Common External-Sharing Risks to Watch For

When you run your first audit, a handful of patterns show up again and again. Knowing them in advance tells you what to look for. Personal email shares are near the top—a contractor or employee shared a file to their personal Gmail for convenience, and it's still live long after they've gone. "Anyone with the link" on sensitive files is the classic exposure: a document set to link-sharing for a quick send, never changed back, now reachable by anyone who ever received the URL. Stale partner-domain access accumulates when collaborations end but access doesn't. And individually shared files inside otherwise-restricted folders create access paths that don't show up in folder or drive membership.

None of these are exotic; they're the natural residue of normal work. The point of an audit is to surface them so you can decide which to keep and which to revoke, rather than discovering them after an incident.

Communicating the Policy to Your Team

Technical controls work best alongside a little education. When you tighten sharing settings, tell people why and what changed—otherwise the warnings feel like friction and users look for workarounds. A short note explaining that external shares are now flagged, that "anyone with the link" is limited, and how to request an exception goes a long way. The goal is to make the secure path the easy, obvious one. Users rarely share externally out of carelessness; they do it because it's the fastest way to get their work done. Give them an equally fast sanctioned option and most accidental exposure disappears on its own.

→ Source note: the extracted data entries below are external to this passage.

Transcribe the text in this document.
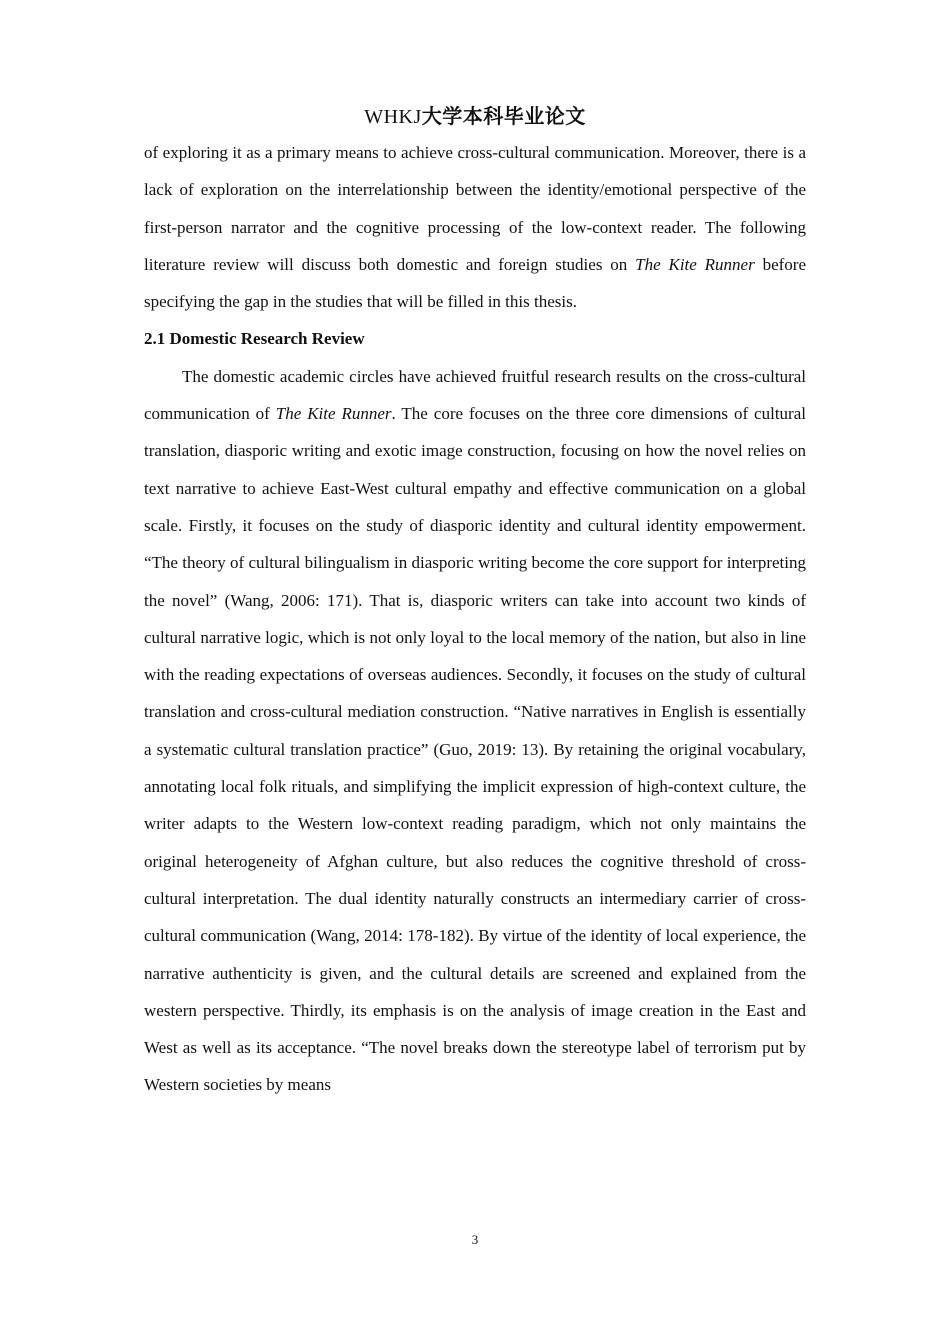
WHKJ大学本科毕业论文

of exploring it as a primary means to achieve cross-cultural communication. Moreover, there is a lack of exploration on the interrelationship between the identity/emotional perspective of the first-person narrator and the cognitive processing of the low-context reader. The following literature review will discuss both domestic and foreign studies on The Kite Runner before specifying the gap in the studies that will be filled in this thesis.

2.1 Domestic Research Review

The domestic academic circles have achieved fruitful research results on the cross-cultural communication of The Kite Runner. The core focuses on the three core dimensions of cultural translation, diasporic writing and exotic image construction, focusing on how the novel relies on text narrative to achieve East-West cultural empathy and effective communication on a global scale. Firstly, it focuses on the study of diasporic identity and cultural identity empowerment. “The theory of cultural bilingualism in diasporic writing become the core support for interpreting the novel” (Wang, 2006: 171). That is, diasporic writers can take into account two kinds of cultural narrative logic, which is not only loyal to the local memory of the nation, but also in line with the reading expectations of overseas audiences. Secondly, it focuses on the study of cultural translation and cross-cultural mediation construction. “Native narratives in English is essentially a systematic cultural translation practice” (Guo, 2019: 13). By retaining the original vocabulary, annotating local folk rituals, and simplifying the implicit expression of high-context culture, the writer adapts to the Western low-context reading paradigm, which not only maintains the original heterogeneity of Afghan culture, but also reduces the cognitive threshold of cross-cultural interpretation. The dual identity naturally constructs an intermediary carrier of cross-cultural communication (Wang, 2014: 178-182). By virtue of the identity of local experience, the narrative authenticity is given, and the cultural details are screened and explained from the western perspective. Thirdly, its emphasis is on the analysis of image creation in the East and West as well as its acceptance. “The novel breaks down the stereotype label of terrorism put by Western societies by means

3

It's also worth being clear about who owns the ongoing review. External access is not a set-and-forget task; it accumulates the moment you stop watching. Assigning a specific person or role to run the quarterly audit—and giving them a tool that surfaces external shares quickly—turns external-sharing hygiene from a good intention into something that actually happens on a schedule.

Frequently Asked Questions

Where do I control external sharing in Google Workspace?

In the Admin console under Apps → Google Workspace → Drive and Docs → Sharing settings. You can apply different rules to different organizational units or groups.

Can I allow sharing with some outside domains but not others?

Yes. Use allowlisted (trusted) domains to permit external sharing only with specific domains and block the rest.

Do sharing policy changes fix files that are already shared?

No. Policy settings only affect new shares. Files shared before the change keep their existing access, so you need to audit and clean those up separately.

How do I find files already shared outside my organization?

Use Drive search operators and Admin console sharing reports, or scan your Drive with a tool that surfaces external and link shares in one place so you can revoke them in bulk.

Should I turn off external sharing entirely?

Rarely. Most organizations need some external sharing. Restricting it to trusted domains with warnings is usually a better balance than a full block.